The Love Canal and 3-Mile-Island incidents mark a point in time
where the “environmental movement”– a set of causes–gave rise
through regulation to the “environmental industry,” a set of
careers. Certainly an industry concerned with public health, waste
management, and waste disposal existed previously. But with the
advent of the Superfund [a.k.a. CERCLA] legislation the following
year, and with additional regulation and modifications to Superfund
in 1984, the environmental industry began to identify and clean up
environmentally contaminated sites. The revised regulations in 1984
pushed the burden of clean-up from the government onto the private
sector, and environmental audits and clean-ups became a matter of
standard business practices, real estate transfers, and litigation.

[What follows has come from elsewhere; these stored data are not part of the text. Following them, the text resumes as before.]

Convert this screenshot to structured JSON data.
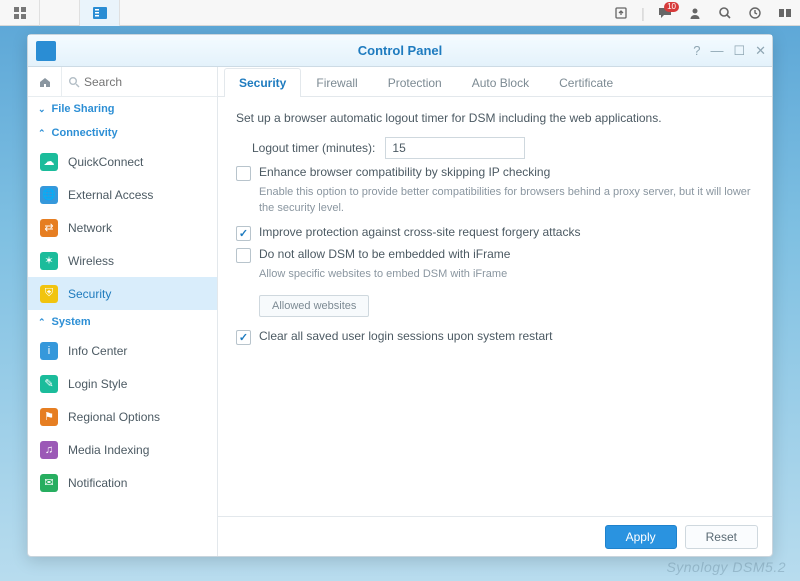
{
  "topbar": {
    "notification_count": "10"
  },
  "window": {
    "title": "Control Panel"
  },
  "search": {
    "placeholder": "Search"
  },
  "groups": {
    "file_sharing": "File Sharing",
    "connectivity": "Connectivity",
    "system": "System"
  },
  "sidebar": {
    "quickconnect": "QuickConnect",
    "external_access": "External Access",
    "network": "Network",
    "wireless": "Wireless",
    "security": "Security",
    "info_center": "Info Center",
    "login_style": "Login Style",
    "regional_options": "Regional Options",
    "media_indexing": "Media Indexing",
    "notification": "Notification"
  },
  "tabs": {
    "security": "Security",
    "firewall": "Firewall",
    "protection": "Protection",
    "auto_block": "Auto Block",
    "certificate": "Certificate"
  },
  "panel": {
    "intro": "Set up a browser automatic logout timer for DSM including the web applications.",
    "logout_label": "Logout timer (minutes):",
    "logout_value": "15",
    "enhance_compat": "Enhance browser compatibility by skipping IP checking",
    "enhance_hint": "Enable this option to provide better compatibilities for browsers behind a proxy server, but it will lower the security level.",
    "improve_csrf": "Improve protection against cross-site request forgery attacks",
    "no_iframe": "Do not allow DSM to be embedded with iFrame",
    "iframe_hint": "Allow specific websites to embed DSM with iFrame",
    "allowed_websites_btn": "Allowed websites",
    "clear_sessions": "Clear all saved user login sessions upon system restart"
  },
  "footer": {
    "apply": "Apply",
    "reset": "Reset"
  },
  "watermark": "Synology DSM5.2"
}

Nordhaus and Shellenberger acknowledge that the regulatory
legislation resulting from the environmental movement, paraphrased
to present rather than past tense, “[began] to clean up our lakes
and rivers, to greatly reduce smog in our cities, to deal with acid
rain, and to phase out ozone-depleting chemicals.” In their view,
the success itself induced the environmental movement to view the
climate change issue as a big CO2 pollution problem rather than an
energy problem. True, a focus on zero emission energy resources
would eliminate the major source of CO2 in the atmosphere. But the
pollution problem, including the removal of CO2 from the atmosphere,
requires energy, and is thus an energy resource issue in reverse.